Steve Maginnis, a project manager at PSE&G's Cuthbert Substation, in front of an old transformer (left) and a new one. Work began at the site last August and is to continue through next June.
Steve Maginnis, a project manager at PSE&G's Cuthbert Substation, in front of an old transformer (left) and a new one. Work began at the site last August and is to continue through next June.Read more

"Everything here is hot," project manager Steve Maginnis warns, ushering me into the 138-kilovolt heart of the Cuthbert Substation.

"Don't touch anything," senior construction supervisor Rich Sost affably, but firmly, advises.

Trust me, there will be no touching. At 138,000 volts, the stream of electrons coursing through the place dwarfs the biggest electrical shock of my life so far - delivered by a Christmas tree in 1960.

Besides, I don't want to blow my chance for a close look at this pivotal site on Hampton Road in Cherry Hill, where elements of two regional power transmission upgrade projects, together worth about $800 million, meet.

In August, workers began assembling an intricate, silvery grid of steel and aluminum; installing an array of seven-ton transformers; and testing circuit breakers that call to mind classic sci-fi.

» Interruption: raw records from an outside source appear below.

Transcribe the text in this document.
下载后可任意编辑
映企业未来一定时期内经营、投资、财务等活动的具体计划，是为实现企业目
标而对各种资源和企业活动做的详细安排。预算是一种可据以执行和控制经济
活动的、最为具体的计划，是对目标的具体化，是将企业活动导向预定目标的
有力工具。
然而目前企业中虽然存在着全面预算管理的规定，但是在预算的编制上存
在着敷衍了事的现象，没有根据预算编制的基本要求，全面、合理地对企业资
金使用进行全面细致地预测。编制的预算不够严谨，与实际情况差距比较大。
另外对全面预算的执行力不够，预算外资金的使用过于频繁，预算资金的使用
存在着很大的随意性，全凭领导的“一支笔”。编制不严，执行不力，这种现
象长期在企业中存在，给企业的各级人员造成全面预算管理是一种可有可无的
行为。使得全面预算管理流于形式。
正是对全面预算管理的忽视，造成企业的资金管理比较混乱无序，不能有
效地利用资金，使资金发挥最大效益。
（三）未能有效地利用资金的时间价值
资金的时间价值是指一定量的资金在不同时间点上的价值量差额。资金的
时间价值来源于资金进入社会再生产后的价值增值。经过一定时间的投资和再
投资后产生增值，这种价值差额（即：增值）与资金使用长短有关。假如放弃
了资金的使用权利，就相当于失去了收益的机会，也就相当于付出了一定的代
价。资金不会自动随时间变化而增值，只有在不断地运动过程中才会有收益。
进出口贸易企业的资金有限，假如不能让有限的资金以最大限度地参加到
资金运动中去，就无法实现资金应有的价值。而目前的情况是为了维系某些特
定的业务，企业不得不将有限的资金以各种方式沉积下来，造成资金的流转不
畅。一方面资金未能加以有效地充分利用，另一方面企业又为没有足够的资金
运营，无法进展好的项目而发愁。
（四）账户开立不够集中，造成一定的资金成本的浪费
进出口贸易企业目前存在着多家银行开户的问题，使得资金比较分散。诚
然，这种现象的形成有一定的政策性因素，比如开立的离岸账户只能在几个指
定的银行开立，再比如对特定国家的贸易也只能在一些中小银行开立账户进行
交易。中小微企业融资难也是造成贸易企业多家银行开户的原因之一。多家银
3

When an upgraded and expanded Cuthbert is energized next June, it will have a capacity of 230kV. In other words, more juice for our digital doodad chargers and flat-screen TVs and AC units.

"The system will be more robust, and reliability will be increased," says Maginnis, 61, who grew up in Audubon, Camden County, and has been a power professional for 34 years.

As heavy construction equipment roars and boots crunch the rust-colored gravel, Maginnis and Sost, who together have 60 years in the business, talk about the big picture.

The upgrade was recommended in an evaluation of future demand by the Pennsylvania-New Jersey-Maryland interconnection. The PJM is headquartered in Norristown and oversees the transmission of power among utilities in 13 states.

Public Service Electric & Gas' Cuthbert work is tied into the upgrading of substations and building of underground and overhead transmission circuits in Burlington and Camden Counties, and other parts of the utility's southern division.

Cuthbert distributes electricity primarily to customers in Cherry Hill and Maple Shade. Portions of the system were built in the 1940s.

"Want to see the new control house?" Maginnis asks. "It's the brains of the whole thing."

The single-story structure's ordinary exterior belies the pristine gleam of the technology within.

Digital information about the state of the substation will be collected by a hardwired network and then disseminated via fiber optic lines to PSE&G's main facilities in Newark and southern regional headquarters in Lawrenceville.

Not everything is high-tech: Batteries in two formidable rows are ready should the station suffer a power failure. "That could happen in an emergency," Maginnis notes.

And for all the improvements in monitoring and other technologies, the substation's basic function will be the same.

It "steps down" the voltage of incoming power and sends it, at 13,000 volts, into the matrix of overhead wires, without which we would be reading by candlelight.

Sost, who lives in Levittown, oversees the logistics of building the new substation while maintaining the old one, portions of which will be demolished.

Safety is a priority, if not an obsession; no work-related injuries have been reported.

"Installation is like an art," Sost says. "It's amazing."

Despite seemingly ceaseless rain, Cuthbert is on schedule.

"When you flick that switch," Maginnis says, "you want that light to come on."